In the last Congress it is plain the democratic idea was beaten. Congress said to California, "You may come in, and you need not keep slaves unless you please." It said, "You shall not bring slaves to Washington for sale, you may do that at Norfolk, Alexandria, and Georgetown, it is just as well, and this 'will pacify the North.'" Utah and New Mexico were left open to slavery, and fifty thousand or seventy thousand square miles and ten million dollars were given to Texas lest she should "dissolve the Union,"—without money or men! To crown all, the Fugitive Slave Bill became a law.

I think it is very plain that the democratic idea was defeated, and it is easy to see why. The three powers which are the allies of the despotic idea, were ready, and could act in concert—the Southern slaveholders, the leading politicians, the rich and educated men of the Northern cities, with their appendages and servile adherents. But since then, the conduct of the people in the North, and especially in this State, shows that the nation has not gone that way yet. I think the nation never will; that the idea of freedom will never be turned back in this blessed North. I feel sure it will at last overcome the idea of slavery.

I come to this conclusion, firstly, from the character of the tribe: this Anglo-Norman-Saxon tribe loves law, deliberation, order, method; it is the most methodical race that ever lived. But it loves liberty, and while it loves law, it loves law chiefly because it keeps liberty; and without that it would trample law under foot.

See the conduct of England. She spent one hundred millions of dollars in the attempt to wipe slavery from the West Indies. She keeps a fleet on the coast of Africa to put down the slave-trade there—where we also have, I think, a sloop-of-war. She has just concluded a treaty with Brazil for the suppression of the slave-trade in that country, one of her greatest achievements in that work for many years.

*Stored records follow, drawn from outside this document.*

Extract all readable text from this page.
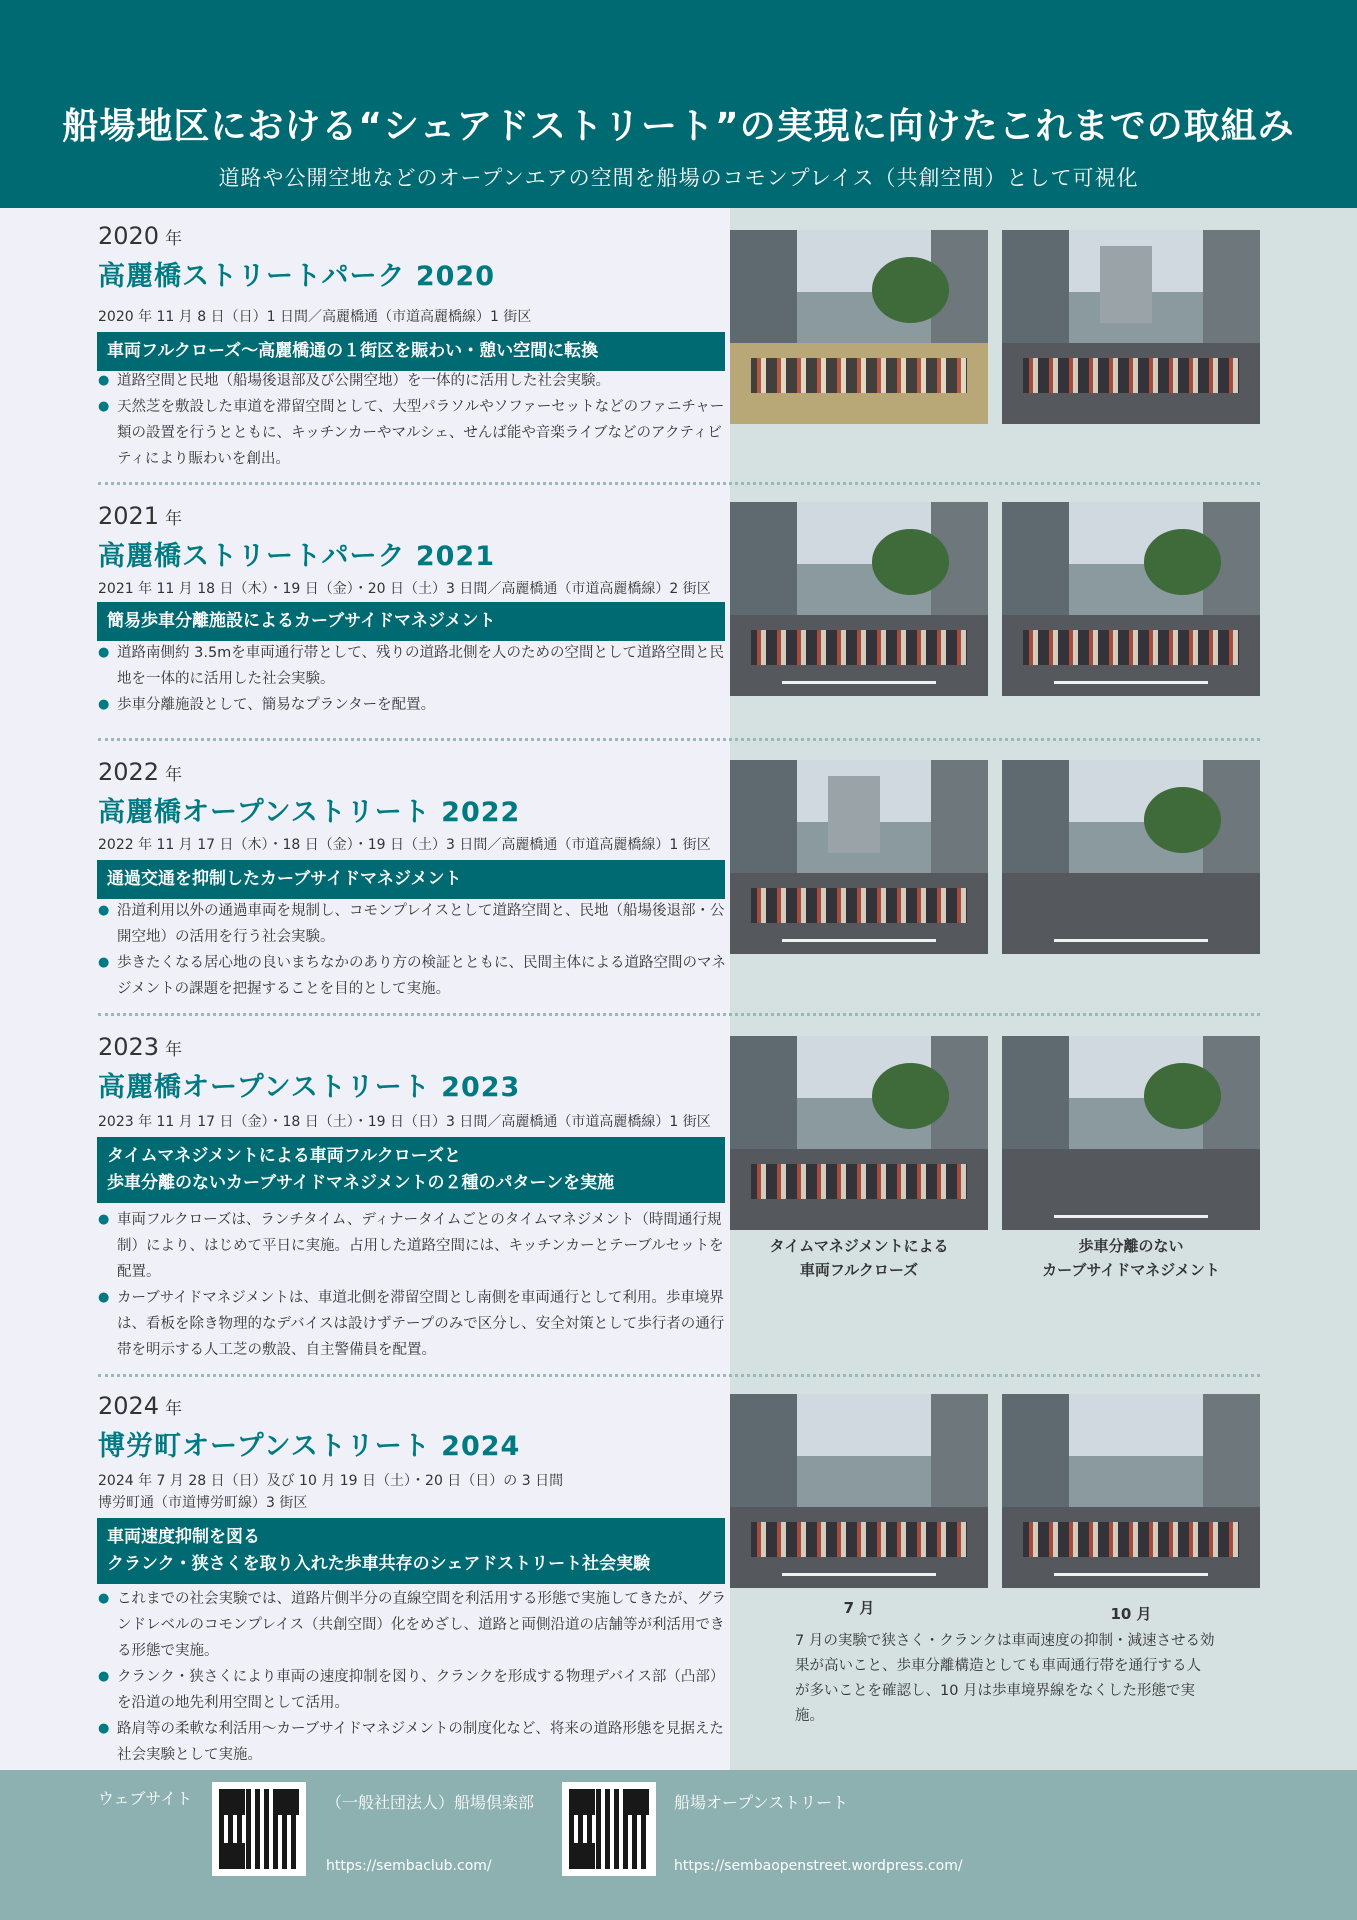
船場地区における“シェアドストリート”の実現に向けたこれまでの取組み
道路や公開空地などのオープンエアの空間を船場のコモンプレイス（共創空間）として可視化
2020 年
高麗橋ストリートパーク 2020
2020 年 11 月 8 日（日）1 日間／高麗橋通（市道高麗橋線）1 街区
車両フルクローズ〜高麗橋通の１街区を賑わい・憩い空間に転換
● 道路空間と民地（船場後退部及び公開空地）を一体的に活用した社会実験。
● 天然芝を敷設した車道を滞留空間として、大型パラソルやソファーセットなどのファニチャー類の設置を行うとともに、キッチンカーやマルシェ、せんば能や音楽ライブなどのアクティビティにより賑わいを創出。
2021 年
高麗橋ストリートパーク 2021
2021 年 11 月 18 日（木）・19 日（金）・20 日（土）3 日間／高麗橋通（市道高麗橋線）2 街区
簡易歩車分離施設によるカーブサイドマネジメント
● 道路南側約 3.5mを車両通行帯として、残りの道路北側を人のための空間として道路空間と民地を一体的に活用した社会実験。
● 歩車分離施設として、簡易なプランターを配置。
2022 年
高麗橋オープンストリート 2022
2022 年 11 月 17 日（木）・18 日（金）・19 日（土）3 日間／高麗橋通（市道高麗橋線）1 街区
通過交通を抑制したカーブサイドマネジメント
● 沿道利用以外の通過車両を規制し、コモンプレイスとして道路空間と、民地（船場後退部・公開空地）の活用を行う社会実験。
● 歩きたくなる居心地の良いまちなかのあり方の検証とともに、民間主体による道路空間のマネジメントの課題を把握することを目的として実施。
2023 年
高麗橋オープンストリート 2023
2023 年 11 月 17 日（金）・18 日（土）・19 日（日）3 日間／高麗橋通（市道高麗橋線）1 街区
タイムマネジメントによる車両フルクローズと
歩車分離のないカーブサイドマネジメントの２種のパターンを実施
● 車両フルクローズは、ランチタイム、ディナータイムごとのタイムマネジメント（時間通行規制）により、はじめて平日に実施。占用した道路空間には、キッチンカーとテーブルセットを配置。
● カーブサイドマネジメントは、車道北側を滞留空間とし南側を車両通行として利用。歩車境界は、看板を除き物理的なデバイスは設けずテープのみで区分し、安全対策として歩行者の通行帯を明示する人工芝の敷設、自主警備員を配置。
タイムマネジメントによる
車両フルクローズ
歩車分離のない
カーブサイドマネジメント
2024 年
博労町オープンストリート 2024
2024 年 7 月 28 日（日）及び 10 月 19 日（土）・20 日（日）の 3 日間
博労町通（市道博労町線）3 街区
車両速度抑制を図る
クランク・狭さくを取り入れた歩車共存のシェアドストリート社会実験
● これまでの社会実験では、道路片側半分の直線空間を利活用する形態で実施してきたが、グランドレベルのコモンプレイス（共創空間）化をめざし、道路と両側沿道の店舗等が利活用できる形態で実施。
● クランク・狭さくにより車両の速度抑制を図り、クランクを形成する物理デバイス部（凸部）を沿道の地先利用空間として活用。
● 路肩等の柔軟な利活用〜カーブサイドマネジメントの制度化など、将来の道路形態を見据えた社会実験として実施。
7 月	10 月
7 月の実験で狭さく・クランクは車両速度の抑制・減速させる効果が高いこと、歩車分離構造としても車両通行帯を通行する人が多いことを確認し、10 月は歩車境界線をなくした形態で実施。
ウェブサイト	（一般社団法人）船場倶楽部
https://sembaclub.com/
船場オープンストリート
https://sembaopenstreet.wordpress.com/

See how the sons of the Puritans, as soon as they came to a consciousness of what the despotic idea was, took their charters and wiped slavery clean out, first from Massachusetts, and then from the other States, one after another. See how every Northern State, in revising its Constitution, or in making a new one, declares all men are created equal, that all have the right to life, liberty, and the pursuit of happiness.

Then the religion of the North demands the same thing. Professors may try to prove that the Old Testament establishes slavery; that the New Testament justifies the existence of slavery; that Paul's epistle to Philemon was nothing more than another fugitive slave law, that Paul himself sent back a runaway; but it does not touch the religion of the North. We know better. We say if the Old Testament does that and the New Testament, so much the worse for them both. We say, "Let us look and see if Paul was so benighted," and we can judge for ourselves that the professor was mistaken more than the apostle.

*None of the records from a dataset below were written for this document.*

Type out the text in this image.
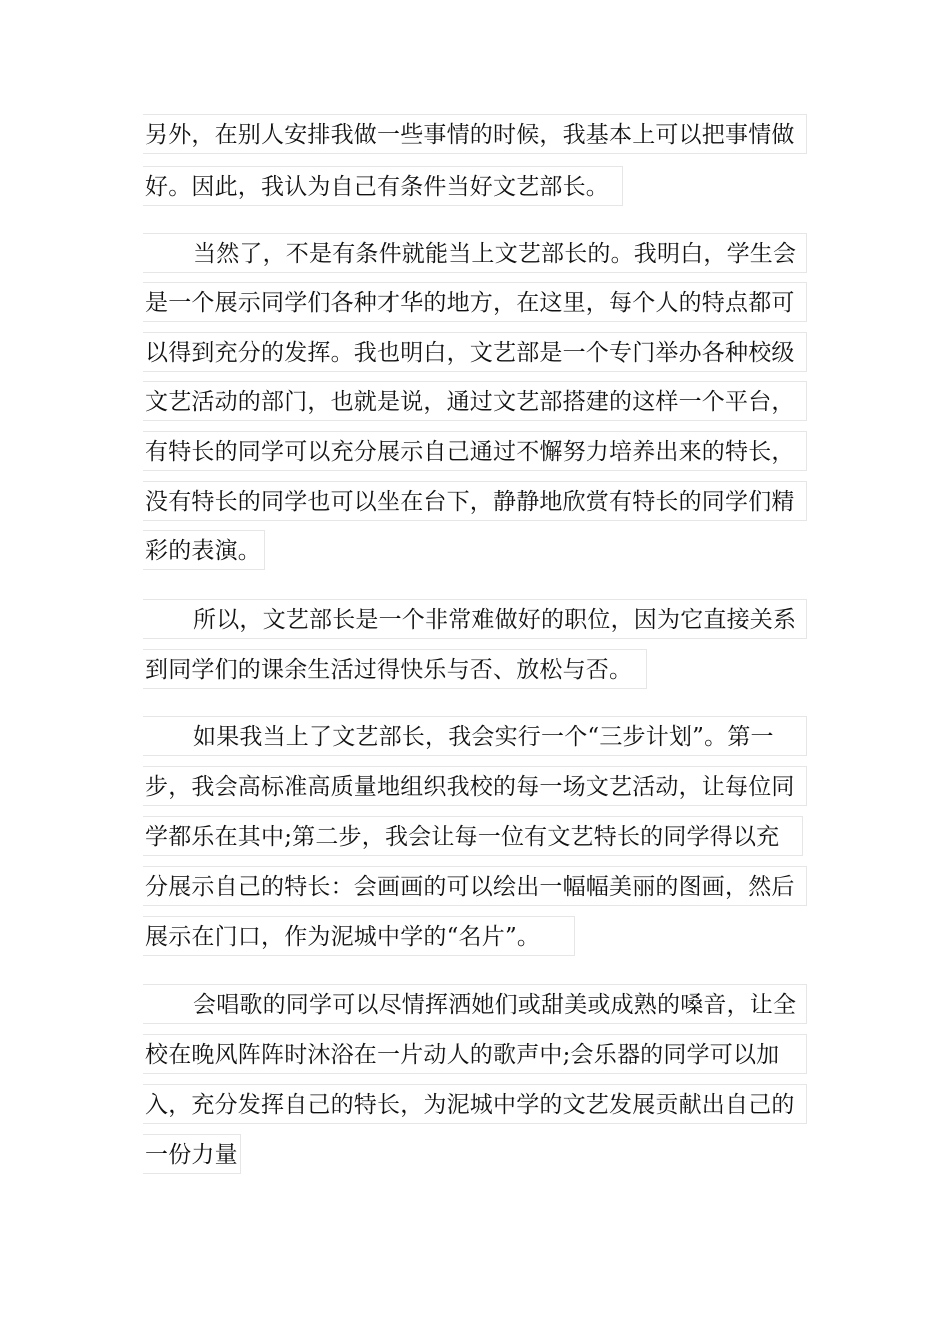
另外，在别人安排我做一些事情的时候，我基本上可以把事情做
好。因此，我认为自己有条件当好文艺部长。
当然了，不是有条件就能当上文艺部长的。我明白，学生会
是一个展示同学们各种才华的地方，在这里，每个人的特点都可
以得到充分的发挥。我也明白，文艺部是一个专门举办各种校级
文艺活动的部门，也就是说，通过文艺部搭建的这样一个平台，
有特长的同学可以充分展示自己通过不懈努力培养出来的特长，
没有特长的同学也可以坐在台下，静静地欣赏有特长的同学们精
彩的表演。
所以，文艺部长是一个非常难做好的职位，因为它直接关系
到同学们的课余生活过得快乐与否、放松与否。
如果我当上了文艺部长，我会实行一个“三步计划”。第一
步，我会高标准高质量地组织我校的每一场文艺活动，让每位同
学都乐在其中;第二步，我会让每一位有文艺特长的同学得以充
分展示自己的特长：会画画的可以绘出一幅幅美丽的图画，然后
展示在门口，作为泥城中学的“名片”。
会唱歌的同学可以尽情挥洒她们或甜美或成熟的嗓音，让全
校在晚风阵阵时沐浴在一片动人的歌声中;会乐器的同学可以加
入，充分发挥自己的特长，为泥城中学的文艺发展贡献出自己的
一份力量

Again, the spirit of the age, which is the public opinion of the nations, is against slavery. It was broken down in England, France, Italy, and Spain; it cannot stand long against civilization and good sense; against the political economy and the religious economy of the civilized world. The genius of freedom stands there, year out, year in, and hurls firebrands into the owl's nest of the prince of darkness, continually,—and is all this with no effect?

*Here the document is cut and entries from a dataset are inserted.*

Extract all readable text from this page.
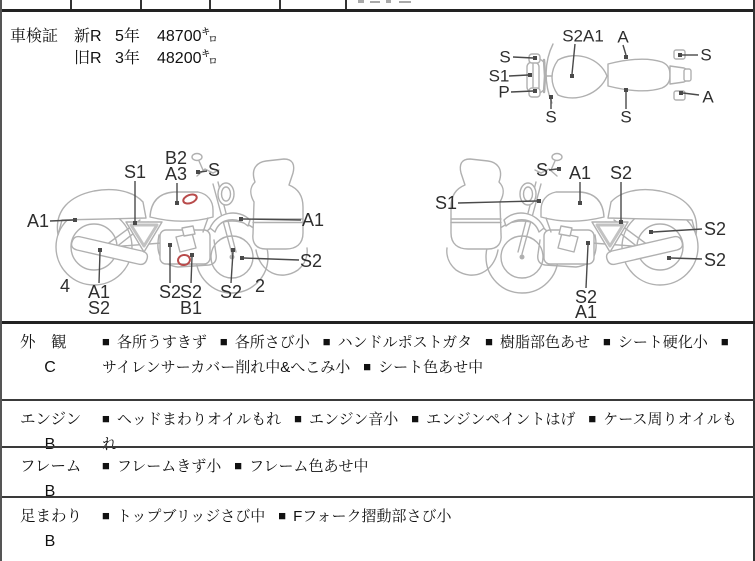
車検証 新R 5年 48700㌔
旧R 3年 48200㌔
S2A1 A
S
S
S1
P
S	S
A
A1
S1
B2
A3 S
A1
S2
A1
S2
S2
S2
B1
S2
4	2
S A1 S2
S1
S2
S2
S2
A1
外　観
C
■ 各所うすきず ■ 各所さび小 ■ ハンドルポストガタ ■ 樹脂部色あせ ■ シート硬化小 ■サイレンサーカバー削れ中&へこみ小 ■ シート色あせ中
エンジン
B
■ ヘッドまわりオイルもれ ■ エンジン音小 ■ エンジンペイントはげ ■ ケース周りオイルもれ
フレーム
B
■ フレームきず小 ■ フレーム色あせ中
足まわり
B
■ トップブリッジさび中 ■ Fフォーク摺動部さび小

Besides that, it is against the law of God. That guides this universe, treating with even-handed justice the great geographical parties, Austrian, Roman, British, or American, with the same justice wherewith it dispenses its blessings to the little local factions that divide the village for a day, marshalling mankind forward in its mighty progress towards wisdom, freedom, goodness towards men, and piety towards God.

Of the final issue I have no doubt; but no man can tell what shall come to pass in the mean time. We see that political parties in the State are snapped asunder: whether the national party shall not be broken up, no man can say. In 1750, on the 28th day of November, no man in Old England or New England could tell what 1780 would bring forth. No man, North or South, can tell to-day what 1880 will bring to pass. He must be a bold man who declares to the nation that no new political machinery shall be introduced, in the next thirty years, to our national mill. We know not what a day shall bring forth, but we know that God is on the side of right and justice, and that they will prevail so long as God is God.